- THE MAN IN THE HIGH CASTLE
- THE THREE STIGMATA OF PALMER ELDRITCH
- DO ANDROIDS DREAM OF ELECTRIC SHEEP?
- MARTIAN TIME-SLIP
- DR. BLOODMONEY, OR HOW WE GOT ALONG AFTER THE BOMB
- NOW WAIT FOR LAST YEAR
- FLOW MY TEARS, THE POLICEMAN SAID
- A SCANNER DARKLY
- A MAZE OF DEATH
- THE DIVINE INVASION
- THE TRANSMIGRATION OF TIMOTHY ARCHER
I am hoping a fourth book will come out with his short stories, which are critical reading for any PKD fan.
The Library of America has other SF titles as well and I am hoping and suspecting that this is a trend that is going to continue. There is a short story collection of H.P. Lovecraft, two volumes of Kurt Vonnegut novels, and a two-volume set of classic science fiction novels spanning 1953-1958. This two-volume series includes:
- Frederick Pohl & C. M. Kornbluth, The Space Merchants
- Theodore Sturgeon, More Than Human
- Leigh Brackett, The Long Tomorrow
- Richard Matheson, The Shrinking Man
- Robert Heinlein, Double Star
- Alfred Bester, The Stars My Destination
- James Blish, A Case of Conscience
- Algis Budrys, Who?
- Fritz Leiber, Big Time
Another popular literary series is the Everyman’s Library, equal in quality with beautiful hardcover books. Like the Library of America, it features prominent fiction and non-fiction classics. There are a sprinkling of SF titles in this series as well.
This collection includes Mary Shelley’s Frankenstein, Ray Bradbury’s short stories, Isaac Asimov’s Foundation Trilogy, H.G. Wells novels, Bram Stoker’s Dracula, and Philip Pullman’s His Dark Materials. In addition, there are several other authors who push the boundary of speculative fiction in this collection (George Orwell and R.L. Stevenson to name a couple).
It is nice to see speculative fiction being recognized in the company of other classics. Some of the other collections that I haven’t mentioned are the Modern Library collection (a large and diverse series of collections similar to the Everyman’s Library, both in hardcover and paperback), the SF Masterworks collection (a paperback series published by Gollancz), and the Fantasy Masterworks collection (also published by Gollancz).

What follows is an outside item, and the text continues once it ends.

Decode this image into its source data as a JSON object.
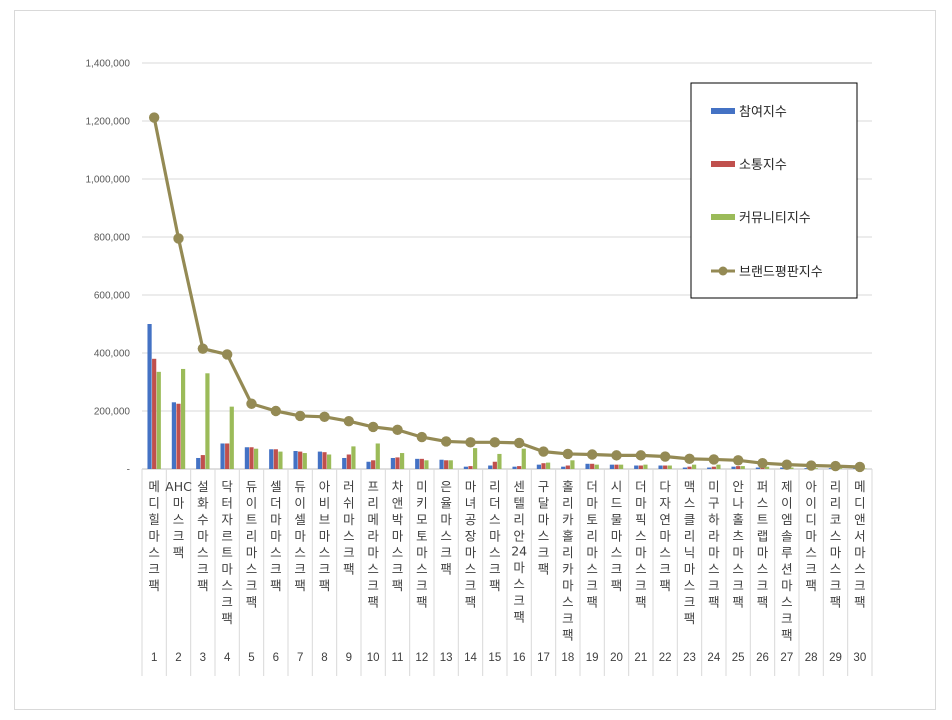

For those who want a speculative fiction library, there are so many ways to go. The books I mention above are a great place to start, or one can individually seek first edition or collectible books from the novel’s original publishers. In addition, I have seen some beautiful editions of the The Lord of the Rings and I am sure there are many other examples of collectible science fiction that I am unaware of. Happy collecting!